In a lengthy interview Thursday with The Times, Harman and Marc A. Sutherland, who is in charge of counterintelligence investigations in San Diego, said they hope local residents will assist the bureau in catching spies during the proposed arts festival--as well as during any visits by Soviet tour groups and delegations--by calling and reporting suspicious activity.

"That's the reason we're talking to you," Harman said. "We're asking for people to help us. When people know they are going to be entertaining a Soviet, we would appreciate a call. . . . We're obviously going to be asking them questions to determine whether or not they're in an intelligence situation."

When informed about the FBI's concerns, O'Connor accused the agents of trying to take the fun out of her arts festival.

"They're just putting a big wet damper on it, if that's what they're saying," O'Connor said. "I'm amazed that they're saying that."

The mayor stressed repeatedly that her office has been working with the U.S. State Department, as well as the U.S. Information Agency, to arrange the cultural exchange. "We just don't run out and do things," O'Connor said. "We're not that stupid.

"If it was a concern, I'm surprised they (FBI) haven't called the mayor's office," she said. "We have a number."

In her State of the City address Jan. 11, O'Connor disclosed that her office had begun negotiations to bring top Soviet musicians, artists and performers to San Diego for a monthlong festival in either 1989 or 1990. Since then, O'Connor has met with Soviet officials in San Francisco and is planning a trip to Moscow as early as next month to solidify those plans, she said.

The festival was undertaken in the atmosphere of hope and friendship that grew out of the recent summit between President Reagan and Soviet leader Mikhail Gorbachev to hash out an agreement eliminating medium-range nuclear weapons, O'Connor said. One of the ideas was to have the Soviet artists stay in the homes of San Diegans as part of the cultural exchange.

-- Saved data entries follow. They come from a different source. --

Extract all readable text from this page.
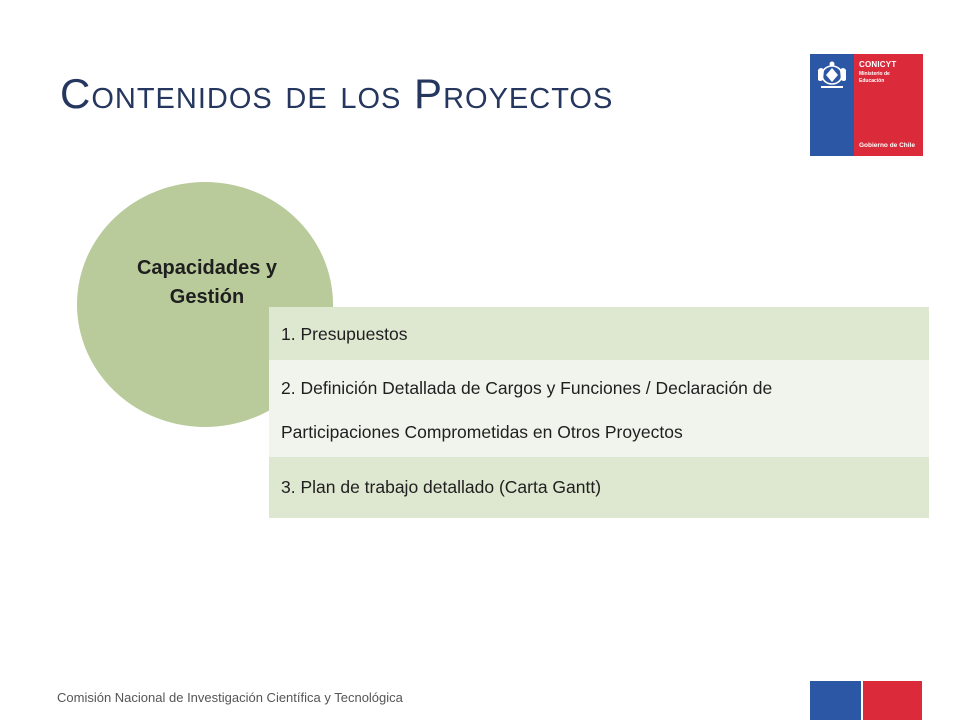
Contenidos de los Proyectos
CONICYT
Ministerio de
Educación
Gobierno de Chile
Capacidades y
Gestión
1. Presupuestos
2. Definición Detallada de Cargos y Funciones / Declaración de
Participaciones Comprometidas en Otros Proyectos
3. Plan de trabajo detallado (Carta Gantt)
Comisión Nacional de Investigación Científica y Tecnológica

But the FBI agents say that is exactly the kind of set-up that draws spies, especially in the wake of a recent U.S. crackdown on Soviet covert activities.

Harman and Sutherland said that, in 1985, several Soviet diplomats were expelled from the country because they were suspected of spying. Since then, the Soviets have been trying mightily to side-step controls on their diplomats by sending in an increased number of tourists, scientific delegations and students.

With its huge military ports, Top Gun training school and abundance of sophisticated defense contractors, San Diego is a natural target for these prosaic spies, the FBI agents said.

While official diplomats in San Diego are watched closely and are forced to follow their itinerary, the less official Soviet tourist can roam at will, as if he were an Iowa resident here for the Holiday Bowl. Since 1985, there has been more than a 100% increase in Soviet visitors to San Diego, Sutherland said.

"The mayor's is one of many programs," Harman said. "It's an example of increased travel--to the universities, the businesses. Ballet. Soccer. Basketball.

"The FBI is not opposed to increased contacts between the countries. In all logical ways, the increased contact is beneficial."

Yet the increased contact is fertile ground for a spy from Soviet or Warsaw-pact countries, who may come on to an unsuspecting American citizen like any tourist. Harmless chatter or actions during, say, the mayor's arts festival could actually be an attempt by the spy to cultivate a source, the agents warned.

"What we've seen is that groups of this type will have people who behave and act like spies," Harman said.

And how's that?

Well, for one, a spy posing as a house guest might ask you what your middle initial stands for.

That's important, the agents said, because a spy must report all of his contacts in a "bureaucratic fashion," which means he fills out reports to his superior. Presumably, your full name is needed to fill in all the blanks.

Your date of birth is important, too.

"He might say, 'I'm interested in astrology, and I want to do your chart. What is your birth date?' " Harman said.

Those who would open their house to Soviets should look for other warning signs as well, Sutherland said.